For at least six years, he's known that everyone in America, friends and well-financed foes, loyal supporters as well as those predisposed to hate him, has been watching his every move through a microscope.

And he still couldn't stop himself -- even with a young woman for whom his instincts should have been nothing more than fatherly protection.

So we now have this strange dichotomy, which none of the deep moral thinkers can figure out: If Clinton's such a scuzzo, how come he's such a popular president? Why do all the polls say we approve of his job performance, that we want to move onto serious business, and that we find Ken Starr and Linda Tripp even more loathsome than the disgraced president?

Simple: Because, unlike our National Yenta Tripp, Clinton really is just like us. In the years since he was the innocent lad shaking John Kennedy's hand on the White House lawn, the job description's been downsized. We've all come to understand: These are flawed, driven mortals running the country, with the mortal instinct to protect themselves.

You want to talk sex? The martyred Kennedy makes Clinton look like a pathetic schoolboy wannabe who must be lying awake nights thinking, "Who changed the rules on me? Why was it all right for Jack Kennedy to score chicks, and I can't?"

You want to talk presidential lies? How about Lyndon Johnson and Dick Nixon sending the boys off to Vietnam against an orchestration of lies and distortions? Was even the worst lie about Monica Lewinsky as high a crime as one kid's wasted life?

We've long since learned something from all that organized lying: These were ordinary, flawed men, not gods, who simply happened to hold the top job in government. We knew Clinton's libidinations before he got the job, and we voted him in, anyway. Chastity wasn't considered part of the job description.

Listen, the guy's a sleaze. But we knew that when we hired him. After that day in West Baltimore, my wife and I laughingly told everybody we knew about him cozying up to her and complimenting her pin, whenever the subject of Clinton and women came up.

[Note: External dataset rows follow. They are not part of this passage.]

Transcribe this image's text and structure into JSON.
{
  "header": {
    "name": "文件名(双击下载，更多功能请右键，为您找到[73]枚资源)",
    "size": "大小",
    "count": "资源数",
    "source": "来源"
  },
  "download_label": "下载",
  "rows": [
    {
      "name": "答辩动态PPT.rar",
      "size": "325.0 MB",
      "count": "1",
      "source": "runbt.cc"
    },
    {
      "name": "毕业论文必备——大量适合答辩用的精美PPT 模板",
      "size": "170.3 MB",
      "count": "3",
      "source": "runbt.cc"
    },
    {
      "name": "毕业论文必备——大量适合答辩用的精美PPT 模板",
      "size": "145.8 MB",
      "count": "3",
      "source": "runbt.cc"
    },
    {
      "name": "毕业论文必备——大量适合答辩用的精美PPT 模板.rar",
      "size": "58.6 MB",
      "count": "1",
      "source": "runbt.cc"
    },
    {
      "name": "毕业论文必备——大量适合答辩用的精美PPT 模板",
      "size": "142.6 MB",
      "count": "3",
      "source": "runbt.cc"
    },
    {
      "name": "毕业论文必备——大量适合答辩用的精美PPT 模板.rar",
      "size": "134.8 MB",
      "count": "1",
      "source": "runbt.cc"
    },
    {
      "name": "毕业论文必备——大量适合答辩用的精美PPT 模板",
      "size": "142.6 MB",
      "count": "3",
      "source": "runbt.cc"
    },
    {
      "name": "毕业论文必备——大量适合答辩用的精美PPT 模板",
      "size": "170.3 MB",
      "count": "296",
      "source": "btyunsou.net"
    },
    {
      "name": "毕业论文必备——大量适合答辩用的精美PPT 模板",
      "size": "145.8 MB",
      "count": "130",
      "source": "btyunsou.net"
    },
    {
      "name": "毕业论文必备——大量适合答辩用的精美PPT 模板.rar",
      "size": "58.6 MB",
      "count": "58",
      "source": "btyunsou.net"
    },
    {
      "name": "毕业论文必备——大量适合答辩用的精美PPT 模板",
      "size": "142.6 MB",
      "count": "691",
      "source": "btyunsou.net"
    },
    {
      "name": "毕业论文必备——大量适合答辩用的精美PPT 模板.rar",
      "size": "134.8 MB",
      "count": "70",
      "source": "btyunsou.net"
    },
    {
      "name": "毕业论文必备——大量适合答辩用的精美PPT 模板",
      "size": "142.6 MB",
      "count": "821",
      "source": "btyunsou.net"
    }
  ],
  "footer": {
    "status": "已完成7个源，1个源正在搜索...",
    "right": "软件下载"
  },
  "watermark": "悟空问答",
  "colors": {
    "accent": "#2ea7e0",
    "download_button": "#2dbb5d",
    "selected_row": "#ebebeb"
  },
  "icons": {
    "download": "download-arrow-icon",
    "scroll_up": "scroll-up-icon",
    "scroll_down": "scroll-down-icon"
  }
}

And then, months into his presidency, I read a newspaper profile of Clinton that noted, "He tends to approach women and offer conversational ice breakers such as, "That's a lovely pin you're wearing."

When my wife saw this, she cried, "I feel so used."

She was laughing when she said it. The thing is, we all feel used now. And, six years later, if we're still laughing, then the joke's truly on us.